MOTORISTS visiting Gungahlin are met with a nightmare of picket-fence traffic lights some 50 metres apart that cause chaos, frustration and anger either when trying to gain access to underground parking or when leaving. Shopkeepers […]
MORE than 50 years ago, when we were married, we moved into a two-storey block of flats reasonably close to Melbourne’s CBD.
When our first child arrived, I quickly realised that the flats were not an ideal place to bring up a young family. With some financial difficulty and thanks to a credit union and a building society we were able to purchase a modest, three-bedroom, one-bathroom house on a good-sized block some 22 kilometres out from the CBD.
I resolved never to again reside in a dwelling without a backyard.
On moving to Canberra in the ’80s we borrowed again to purchase a detached house on a decent-sized block of land in West Belconnen. Today our two great-grandsons really enjoy running around safely playing in our backyard.
I totally agree with Jon Stanhope’s views on the poor housing choices now available in Canberra (ACT government snubs Canberra’s housing hope”, CN, February 1) and note that many young couples are now choosing more affordable, detached housing in surrounding NSW. I wish Mr Stanhope was still our chief minister.
John House, via email
Jon for Opposition Leader!
READING Jon Stanhope’s informative and constructive column in CityNews (“ACT government snubs Canberra’s housing hopes”, February 1), prompts me to suggest that he would make an ideal Leader of the Opposition in the ACT Legislative Assembly.
Let us hope that he seeks Liberal Party endorsement at the next ACT election.
John Milne, Chapman
Land out of reach for battlers
THE feature article by Jon Stanhope (“ACT government snubs Canberra’s housing hopes”, February 1) will have interested many. It is the second or third article by him on the same theme.
The present ACT Labor government reflects the opinion of Kim Beazley. He said: “Labor used to be represented by the cream of the working class. Now it’s run by the dregs of the middle class”.
Over the last two decades our public housing stock has decreased by over 3000 units. Where land was available for over-the-counter sales it is now predominantly bought by land auctions, which are dominated by developers. This has more than trebled the price of land. This, in turn, has put land out of the reach of the battlers. The actual price of building a house has only moved in line with inflation.
We should move to over-the-counter sales for those on a moderate income. The land should be made available to them on a low-interest, long-term loan.
The ACT has the second highest number of homeless people of any Australian capital. St Vinnies and other like services are being pushed to the limit.
One representative of a church organisation currently helping around 20 homeless people said: “The ACT government does not help with food. The only service we get from them is a free needle exchange.”
The future cost of not helping people into housing will be high.

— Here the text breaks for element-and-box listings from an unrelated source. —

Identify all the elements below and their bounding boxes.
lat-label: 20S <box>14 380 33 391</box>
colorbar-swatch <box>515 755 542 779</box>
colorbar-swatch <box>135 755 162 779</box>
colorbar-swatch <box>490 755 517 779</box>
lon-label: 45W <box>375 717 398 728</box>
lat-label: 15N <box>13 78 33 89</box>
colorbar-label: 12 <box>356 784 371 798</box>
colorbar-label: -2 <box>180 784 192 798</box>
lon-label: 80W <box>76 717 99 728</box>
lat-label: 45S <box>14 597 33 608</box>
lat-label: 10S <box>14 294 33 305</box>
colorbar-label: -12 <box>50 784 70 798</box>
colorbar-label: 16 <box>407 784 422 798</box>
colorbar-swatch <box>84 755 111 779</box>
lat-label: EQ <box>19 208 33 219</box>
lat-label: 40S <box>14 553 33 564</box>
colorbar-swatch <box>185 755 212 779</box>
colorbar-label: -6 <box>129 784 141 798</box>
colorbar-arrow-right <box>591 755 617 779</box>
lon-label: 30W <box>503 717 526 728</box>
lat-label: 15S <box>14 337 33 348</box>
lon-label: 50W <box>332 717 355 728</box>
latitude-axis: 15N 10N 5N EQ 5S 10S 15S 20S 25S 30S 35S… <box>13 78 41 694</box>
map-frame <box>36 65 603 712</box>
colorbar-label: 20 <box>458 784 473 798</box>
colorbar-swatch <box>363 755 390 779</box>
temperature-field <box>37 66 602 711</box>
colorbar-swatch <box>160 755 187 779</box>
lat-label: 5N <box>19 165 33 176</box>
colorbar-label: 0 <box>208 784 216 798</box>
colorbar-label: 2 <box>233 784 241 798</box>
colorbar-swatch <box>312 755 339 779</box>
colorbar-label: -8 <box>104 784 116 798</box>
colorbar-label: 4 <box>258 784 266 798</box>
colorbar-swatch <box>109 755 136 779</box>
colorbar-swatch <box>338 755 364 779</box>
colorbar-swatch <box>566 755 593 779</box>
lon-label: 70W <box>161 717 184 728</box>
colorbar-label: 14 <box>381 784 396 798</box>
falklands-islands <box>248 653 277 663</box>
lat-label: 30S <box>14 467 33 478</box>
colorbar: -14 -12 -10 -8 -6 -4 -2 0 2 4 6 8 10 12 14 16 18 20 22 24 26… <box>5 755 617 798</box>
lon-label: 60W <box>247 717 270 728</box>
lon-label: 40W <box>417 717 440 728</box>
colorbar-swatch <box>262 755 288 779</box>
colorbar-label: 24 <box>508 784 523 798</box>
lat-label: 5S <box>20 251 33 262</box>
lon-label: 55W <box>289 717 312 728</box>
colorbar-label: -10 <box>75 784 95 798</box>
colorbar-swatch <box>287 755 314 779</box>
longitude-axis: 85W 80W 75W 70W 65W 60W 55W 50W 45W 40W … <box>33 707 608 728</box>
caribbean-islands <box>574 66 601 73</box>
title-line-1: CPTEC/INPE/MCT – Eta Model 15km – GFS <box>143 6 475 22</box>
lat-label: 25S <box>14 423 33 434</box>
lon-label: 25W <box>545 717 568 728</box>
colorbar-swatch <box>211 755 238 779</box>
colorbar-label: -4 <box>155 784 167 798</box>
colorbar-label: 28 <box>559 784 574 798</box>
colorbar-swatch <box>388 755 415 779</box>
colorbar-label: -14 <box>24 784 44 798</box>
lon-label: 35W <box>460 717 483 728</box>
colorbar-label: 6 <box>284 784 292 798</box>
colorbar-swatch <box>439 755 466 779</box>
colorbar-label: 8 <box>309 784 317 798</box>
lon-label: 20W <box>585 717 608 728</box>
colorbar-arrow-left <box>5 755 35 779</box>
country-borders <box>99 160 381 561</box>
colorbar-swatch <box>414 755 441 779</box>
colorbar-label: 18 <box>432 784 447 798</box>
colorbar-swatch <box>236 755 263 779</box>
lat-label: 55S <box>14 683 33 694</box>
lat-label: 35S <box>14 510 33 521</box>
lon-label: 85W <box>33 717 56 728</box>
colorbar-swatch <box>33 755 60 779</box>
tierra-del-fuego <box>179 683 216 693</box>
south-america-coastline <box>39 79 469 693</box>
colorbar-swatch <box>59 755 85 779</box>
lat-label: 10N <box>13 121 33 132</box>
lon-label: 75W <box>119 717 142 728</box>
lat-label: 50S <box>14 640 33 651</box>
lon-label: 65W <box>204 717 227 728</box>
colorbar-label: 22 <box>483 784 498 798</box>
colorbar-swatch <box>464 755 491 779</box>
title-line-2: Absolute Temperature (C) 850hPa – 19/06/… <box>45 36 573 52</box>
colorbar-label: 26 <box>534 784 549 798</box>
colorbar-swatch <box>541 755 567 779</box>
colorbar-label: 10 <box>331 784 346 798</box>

Every one of us deserves a comfortable place they can call home.
Howard Carew, Isaacs
Stanhope should know better
THERE always seems to be another opportunity for Jon Stanhope to scold his successors in the ACT Labor government, through the medium of the local press.
In the most recent (“Government snubs Canberra’s housing hopes”, CN, February 1) he claims that the survey commissioned from Winton Sustainable Research Strategies undercuts the government’s policies on housing.
The report states that 85.5 per cent of the Canberra population currently live in a detached house, while 84.2 per cent would prefer to live in a detached house “in an ideal world”. You would think that this suggests that the balance is pretty right, but to Mr Stanhope it points to the opposite conclusion.
Mr Stanhope seems to deplore the fact that housing choices are primarily dictated by affordability. Given that housing tends to be a positional good, this is hardly surprising. And how his complaints fit with his frequently stated commitment to affordable housing, heaven knows.
He concludes with a completely unsubstantiated statement that the government has a “pervasive neo-liberal ideology” and an implication that it is involved in a secret conspiracy.
I have no problem with Mr Stanhope’s record as chief minister. But his experience should lead him to know better than constantly impugn the motives of those who took the job after him.
Helmut Simon, Watson
Dangers of bushfire complacency
THE anniversary of the Canberra bushfire of January 18, 2003, has just passed and our local daily paper did a reasonable job of covering some victims’ recovery from that disaster.
However, what the paper did not do was to cover action designed to prevent or mitigate future fires despite my request for it to do so.
A number of people who lost their homes in the fires contacted me to explain that they were upset by the suggestion from Joe Murphy, of the ACT Rural Fire Service, that there was “complacency among residents”. This is so, but numbers of residents who lost homes are definitely not complacent and are more concerned about complacency by government and its authorities.
When I gave talks to various groups of ANU Masters students studying disasters, I provided a raft of examples where complacency flourished among the government and its authorities ranging from the lack of suitable buffer zones on urban fringes, lack of fire-resistant housing on those same fringes, no improvement to electricity and water supply in impacted areas, right through to planned housing for the aged in bushfire designated zones. It would be as well for Mr Murphy to take a good look at these areas of concern and address the complacency being shown by the Barr government.